28. September 2006
Popkomm für Fortgeschrittene Teil 1
Eigentlich hatte die Musikmesse Popkomm in diesem Jahr einen brasilianischen Schwerpunkt. Aber angesichts der kaum überschaubaren Masse an Konzerten von Musikern aus Skandinavien konnte man durchaus auf die Idee kommen, dass die wahren Champions aus dem hohen Norden kamen. Beim Nightflight durch die Berliner Clubs, zum Beispiel in der Kulturbrauerei, ist vor alllem Durchhaltevermögen angesagt. Was dem Spass beim Befriedigen der Neugier keinen Abbruch tut.
Bei der Finnischen Rocknacht am ersten Popkomm-Abend ist vor allem wieder ein Phänomen zu beobachten: Die Sänger der Bands sind alle keine Hünen. Eher das Gegenteil. Dies ist keine dumme sexistische Tussenablästerei, sondern eine durch Fakten untermauerte Beobachtung. Wer eine nachvollziehbare Begründung für dieses (rein finnische?) Phänomen hat – bitte Mail an mich.
Lapko-Sänger Malja ist zwar ungefähr nur so groß wie Prince und steht beim Singen gerne auf den Zehenspitzen, aber jetzt verlassen wir auch souverän die Niederungen von Äußerlichkeiten und widmen uns den wahren Werten. Das Trio hat die Energie von mindestens einem der drei geplanten finnischen Kernkraftwerke und spielt eine sehr eigene Mischung aus treibenden Rock, hysterischem Darkpop, glamouresken Unterströmungen und ziemlich viel Teenage Angst. Dass die Band live unwiderstehlich ist, hat sich schon bis in die deutsche Hauptstadt herumgesprochen und die Mädels mit den Lapko-Shirts sind bereits im halben Dutzend vertreten.
Nichts wirklich Neues unter der Sonne bringen Brightboy aus Helsinki mit ihrem gepflegt-hedonistischen 80er-Synthie-Wavepop, aber das Gleiche lässt sich von Dutzenden anderer Bands behaupten. Das Quintett steckt, was die Bühnenausstrahlung angeht, noch etwas in den Startlöchern, aber das Ganze ist ausbaufähig. Die potenziellen Hits des Debütalbums »LOVE FOR THE STREETS« kommen flott daher und Sänger Antti Westman findet langsam den Entertainer in sich. So richtig ins Schwitzen gerät man dabei aber nicht. Macht nichts, zeigen die Jungs doch, dass der finnische Musiker als Spezies an sich durchaus dazu in der Lage ist, eine gepflegte Eleganz zu entwickeln.

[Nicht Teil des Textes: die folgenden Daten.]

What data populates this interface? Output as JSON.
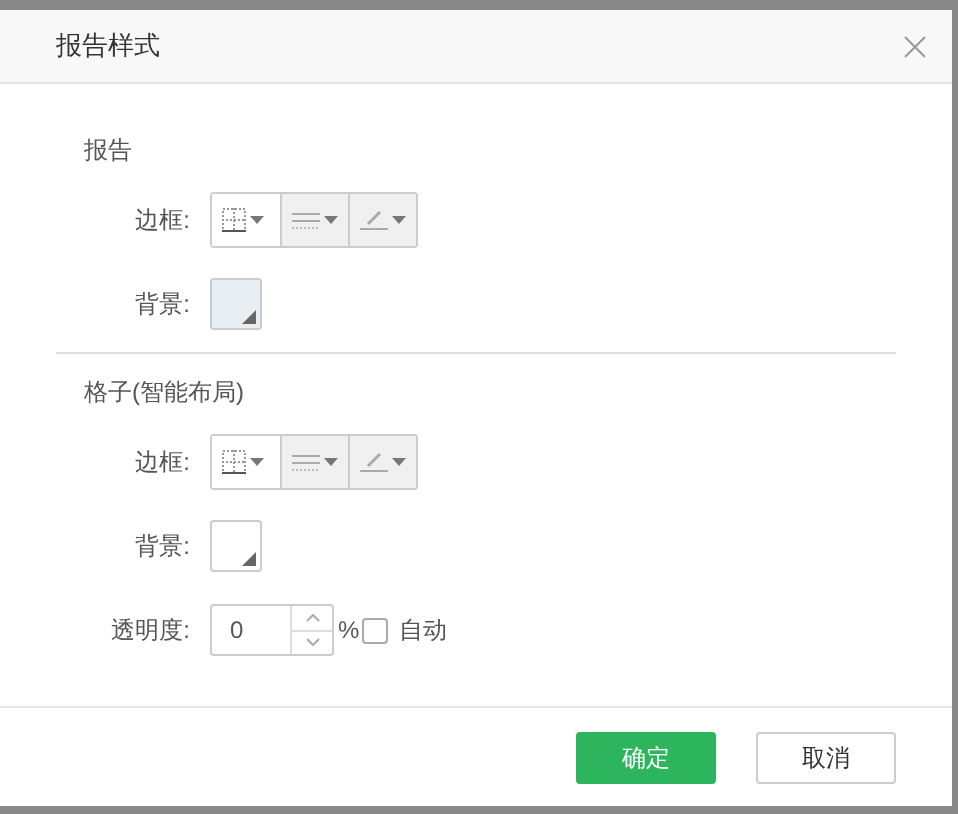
{
  "dialog": {
    "title": "报告样式"
  },
  "sections": [
    {
      "title": "报告",
      "rows": [
        {
          "kind": "border",
          "label": "边框:",
          "tools": [
            {
              "kind": "grid",
              "disabled": false
            },
            {
              "kind": "lines",
              "disabled": true
            },
            {
              "kind": "pen",
              "disabled": true
            }
          ]
        },
        {
          "kind": "background",
          "label": "背景:",
          "color": "#e8eef2"
        }
      ]
    },
    {
      "title": "格子(智能布局)",
      "rows": [
        {
          "kind": "border",
          "label": "边框:",
          "tools": [
            {
              "kind": "grid",
              "disabled": false
            },
            {
              "kind": "lines",
              "disabled": true
            },
            {
              "kind": "pen",
              "disabled": true
            }
          ]
        },
        {
          "kind": "background",
          "label": "背景:",
          "color": "#ffffff"
        },
        {
          "kind": "opacity",
          "label": "透明度:",
          "value": "0",
          "unit": "%",
          "checkbox": {
            "label": "自动",
            "checked": false
          }
        }
      ]
    }
  ],
  "buttons": [
    {
      "label": "确定",
      "primary": true
    },
    {
      "label": "取消",
      "primary": false
    }
  ]
}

Als eigentliche Überraschung des Abends aber entpuppen sich The Winyls. Dass Rock laut, dreckig und leidenschaftlich sein muss, um nachhaltig mitzureißen – das Quintett weckt das Berliner Publikum mit ganz einfachen Mitteln aus seiner abgeklärt-coolen Pose. Da gibt nichts zu überlegen, hier wird mitgetanzt. Dem Feinsinnigen widmen wir uns später. Und dabei sind die Jungs durchaus wandlungsfähig und nicht ungewitzt. Sänger Leady Winyl ist ein kleiner Derwisch, von dem ein schmutziges Leuchten ausgeht. Die Konkurrenz für Kapellen wie The Hives oder die Flaming Sideburns könnte hier heranwachsen. Und das Klischee von den »verrückten Finnen« bedienen die Fünf hier nebenbei zudem in vorbildlicher Weise.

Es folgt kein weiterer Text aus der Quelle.